Oh my dear little girl, I cannot express how happy you make me. You are an amazing little girl. I love how you are the right mix of tom boy and silly girl. You love your princess (tinker bell) as well as thomas the train and cars. I knew that you would change my life. I simply did not understand by how much. Since your arrival three years ago, so much has happened, we have grown together, concurred battles together, and laughed on a daily basis. You bring out my silliness and I adore that. You reminded me of what is important in life. You made us a family. I now cannot imagine life without you. Whether you are giggling, running, or arguing with me about the existence of the number four, you are pure joy. I love how you sing like I do, how you snuggle, and how you hide under the covers. Sweetie and I love being parents. You make it a thrill.

And thank you for being so awesome at your first movie yesterday - Kung Fu Panda was awesome with you. Thank you for playing hooky with us.

I love you honey, I hope you love being three (yes 3, not 5 like keep saying, I am not ready for that).

Thursday, June 05, 2008

Springy Arches

Well, I am happy to report that BestFriend was right, as she always is, and I was over reacting. He RSVPd yes. YAY. Now we may change some logistics, but I know where his heart lies and I apologize for anything nasty written or thought. But I wouldn't be a good lil sister if I didn't fly off the handle every now and again. The day is going to be perfect for my Bug and that is all that matters.

So I go crazy sometimes - it is true. But it is because I love my family so very much. They are my world.

Oh and last night Sweetie, Bestfriend, Christie, Bug, and I all went bowling. Bug was a pro. I cannot wait to do it again with her.

I got some arch supports for my shoes, we shall see if they help. They feel a little odd right now, but very springy.

Tomorrow is the 3rd annual celebrate Bug day. We are hoping to take her to a movie - yay. Then we prepare for the party. WOO HOO!

Tuesday, June 03, 2008

pissed

I should not blog when I am pissed. It is not productive or positive. But I cannot help it right now.

But this is the thing. Bug's b-day is Saturday. This is the first b-day that she is fully aware of her day and is looking forward to it. This party is ONLY two hours of one evening. This party is not at a far away location. This party is important to HER. This is not about holding grudges or judging. This is about keeping the day innocent and about HER. I didn't want anyone to have to answer questions. I have THREE people in my family. That is all. If one is missing - it is obvious.

I am just beyond words. And you don't even know it. I overheard the conversation. It wasn't said to me. And I think that makes it worse. I thought the day was important to you too. I thought you were the ultimate uncle. I thought we meant the most. I understand your company leaves the next day. But it is TWO FUCKING HOURS. I have friends that not only cleared their schedule but also asked how they can help, and said they wouldn't think of inviting their legit boyfriends/girlfriends.

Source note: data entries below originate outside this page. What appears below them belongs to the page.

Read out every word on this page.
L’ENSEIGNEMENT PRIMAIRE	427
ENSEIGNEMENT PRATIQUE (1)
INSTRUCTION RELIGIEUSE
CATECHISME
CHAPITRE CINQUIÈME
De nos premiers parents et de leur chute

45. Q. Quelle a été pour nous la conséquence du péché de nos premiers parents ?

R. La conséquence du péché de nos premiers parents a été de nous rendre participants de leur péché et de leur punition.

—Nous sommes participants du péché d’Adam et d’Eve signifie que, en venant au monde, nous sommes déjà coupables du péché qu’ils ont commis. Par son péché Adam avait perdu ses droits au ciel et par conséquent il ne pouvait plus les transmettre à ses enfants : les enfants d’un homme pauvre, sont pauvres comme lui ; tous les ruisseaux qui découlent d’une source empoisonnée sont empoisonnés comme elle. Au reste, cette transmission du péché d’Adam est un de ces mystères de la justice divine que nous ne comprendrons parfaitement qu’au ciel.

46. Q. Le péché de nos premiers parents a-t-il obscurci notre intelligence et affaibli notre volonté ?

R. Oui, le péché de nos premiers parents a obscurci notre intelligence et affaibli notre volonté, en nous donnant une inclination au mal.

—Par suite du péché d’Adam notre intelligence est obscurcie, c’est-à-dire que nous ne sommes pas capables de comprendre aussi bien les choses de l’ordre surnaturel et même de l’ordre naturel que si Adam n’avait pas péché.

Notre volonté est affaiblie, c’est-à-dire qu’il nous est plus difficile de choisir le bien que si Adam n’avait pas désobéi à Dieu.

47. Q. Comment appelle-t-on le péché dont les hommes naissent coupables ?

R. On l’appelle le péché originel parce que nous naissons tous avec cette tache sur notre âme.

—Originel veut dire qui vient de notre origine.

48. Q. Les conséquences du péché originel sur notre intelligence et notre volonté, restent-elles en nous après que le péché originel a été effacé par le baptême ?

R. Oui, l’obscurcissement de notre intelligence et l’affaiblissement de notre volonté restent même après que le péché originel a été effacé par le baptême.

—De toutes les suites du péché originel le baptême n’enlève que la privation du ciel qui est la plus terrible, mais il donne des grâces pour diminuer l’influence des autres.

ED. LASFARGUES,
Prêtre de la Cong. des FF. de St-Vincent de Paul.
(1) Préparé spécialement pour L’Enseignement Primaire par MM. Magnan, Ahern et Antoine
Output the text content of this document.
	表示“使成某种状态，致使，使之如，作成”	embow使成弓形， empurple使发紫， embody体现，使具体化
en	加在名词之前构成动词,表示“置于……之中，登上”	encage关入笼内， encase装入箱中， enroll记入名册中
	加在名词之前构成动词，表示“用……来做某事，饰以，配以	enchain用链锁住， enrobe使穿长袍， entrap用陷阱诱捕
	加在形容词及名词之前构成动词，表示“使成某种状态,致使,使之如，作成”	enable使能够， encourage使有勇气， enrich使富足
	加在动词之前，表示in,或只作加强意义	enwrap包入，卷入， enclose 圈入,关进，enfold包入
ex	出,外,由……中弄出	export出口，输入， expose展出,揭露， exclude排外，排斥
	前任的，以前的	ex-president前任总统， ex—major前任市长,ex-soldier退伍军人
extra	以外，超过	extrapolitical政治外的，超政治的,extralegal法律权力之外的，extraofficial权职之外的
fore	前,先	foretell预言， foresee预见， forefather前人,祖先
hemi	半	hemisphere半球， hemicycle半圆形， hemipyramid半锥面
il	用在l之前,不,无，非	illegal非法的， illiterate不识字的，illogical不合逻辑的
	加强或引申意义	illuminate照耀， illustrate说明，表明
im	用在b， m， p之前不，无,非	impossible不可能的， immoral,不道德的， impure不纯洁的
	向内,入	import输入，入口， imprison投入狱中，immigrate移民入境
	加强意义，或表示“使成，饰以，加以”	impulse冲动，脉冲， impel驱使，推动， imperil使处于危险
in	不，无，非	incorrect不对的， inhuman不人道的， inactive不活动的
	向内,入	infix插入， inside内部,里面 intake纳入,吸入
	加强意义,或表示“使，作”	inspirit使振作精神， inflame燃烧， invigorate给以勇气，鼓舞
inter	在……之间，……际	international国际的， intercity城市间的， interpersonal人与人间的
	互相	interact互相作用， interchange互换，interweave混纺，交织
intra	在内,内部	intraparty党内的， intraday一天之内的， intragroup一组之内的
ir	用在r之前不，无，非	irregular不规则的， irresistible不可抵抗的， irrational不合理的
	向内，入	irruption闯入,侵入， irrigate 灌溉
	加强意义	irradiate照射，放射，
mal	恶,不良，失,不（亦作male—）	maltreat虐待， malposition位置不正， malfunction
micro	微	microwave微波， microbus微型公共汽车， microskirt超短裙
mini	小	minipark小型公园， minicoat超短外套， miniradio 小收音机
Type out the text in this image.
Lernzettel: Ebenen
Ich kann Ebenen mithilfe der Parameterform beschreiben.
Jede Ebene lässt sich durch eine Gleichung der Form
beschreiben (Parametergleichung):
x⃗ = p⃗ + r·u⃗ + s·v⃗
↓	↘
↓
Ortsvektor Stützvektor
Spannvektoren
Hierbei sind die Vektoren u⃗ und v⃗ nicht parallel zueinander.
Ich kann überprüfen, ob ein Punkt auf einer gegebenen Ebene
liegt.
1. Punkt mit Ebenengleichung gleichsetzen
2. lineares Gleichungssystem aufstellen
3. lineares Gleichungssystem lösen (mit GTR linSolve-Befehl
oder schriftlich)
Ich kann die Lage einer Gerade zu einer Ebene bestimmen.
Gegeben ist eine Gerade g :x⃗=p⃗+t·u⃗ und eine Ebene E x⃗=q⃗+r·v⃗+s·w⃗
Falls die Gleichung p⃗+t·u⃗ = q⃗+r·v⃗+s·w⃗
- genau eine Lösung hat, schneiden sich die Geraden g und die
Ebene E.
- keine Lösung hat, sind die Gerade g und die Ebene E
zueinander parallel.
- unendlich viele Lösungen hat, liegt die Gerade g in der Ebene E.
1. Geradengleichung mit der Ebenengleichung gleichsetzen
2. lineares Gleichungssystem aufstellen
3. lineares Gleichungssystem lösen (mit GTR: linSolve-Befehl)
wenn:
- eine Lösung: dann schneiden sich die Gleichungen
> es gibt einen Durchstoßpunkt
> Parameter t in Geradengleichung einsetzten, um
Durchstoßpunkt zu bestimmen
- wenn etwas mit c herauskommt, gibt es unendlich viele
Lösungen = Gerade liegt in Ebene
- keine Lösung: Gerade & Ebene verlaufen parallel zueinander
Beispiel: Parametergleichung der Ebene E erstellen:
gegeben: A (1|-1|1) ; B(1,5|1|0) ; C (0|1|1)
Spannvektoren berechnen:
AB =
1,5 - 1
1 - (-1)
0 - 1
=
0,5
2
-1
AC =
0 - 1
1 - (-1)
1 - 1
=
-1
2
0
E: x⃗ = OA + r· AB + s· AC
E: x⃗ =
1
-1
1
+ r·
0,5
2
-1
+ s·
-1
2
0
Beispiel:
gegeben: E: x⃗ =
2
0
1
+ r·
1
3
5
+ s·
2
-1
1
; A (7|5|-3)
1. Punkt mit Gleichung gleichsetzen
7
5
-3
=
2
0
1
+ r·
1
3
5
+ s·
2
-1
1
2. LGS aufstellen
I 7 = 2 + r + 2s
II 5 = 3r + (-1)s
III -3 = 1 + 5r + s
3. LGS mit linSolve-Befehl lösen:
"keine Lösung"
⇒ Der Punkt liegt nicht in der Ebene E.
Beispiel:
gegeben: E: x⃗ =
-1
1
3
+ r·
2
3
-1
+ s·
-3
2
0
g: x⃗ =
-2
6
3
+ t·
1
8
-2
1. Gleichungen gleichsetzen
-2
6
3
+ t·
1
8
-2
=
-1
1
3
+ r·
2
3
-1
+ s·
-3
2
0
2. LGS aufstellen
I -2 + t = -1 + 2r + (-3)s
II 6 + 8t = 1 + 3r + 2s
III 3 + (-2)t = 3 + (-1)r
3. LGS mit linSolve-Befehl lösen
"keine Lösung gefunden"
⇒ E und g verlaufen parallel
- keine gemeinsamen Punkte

I feel in a horrible position. I don't want to back down on my decision. I don't want to give in in order to stay in your life. I shouldn't have to. I have given in with other ways. I have shown that I love you no matter what, I have been as supportive as I can. Don't take that for granted.

I hope and pray that you change your mind before Saturday. I hope I don't have to explain this to you. I hope you come to your senses. I just cannot believe that this is even a stress I am having. I never thought I would. I am so fearful that you won't change your mind, that you will remain selfish and this will hurt our relationship.

Perhaps our relationship doesn't mean as much as you claim it does.

mixed emotions

Things are interesting this week. A lot of different things going on. Hard to sort out my feelings. We have a dinner tonight. I am cautious. BestFriend will be there with us, that helps. If this headache would go away, I would be so much better.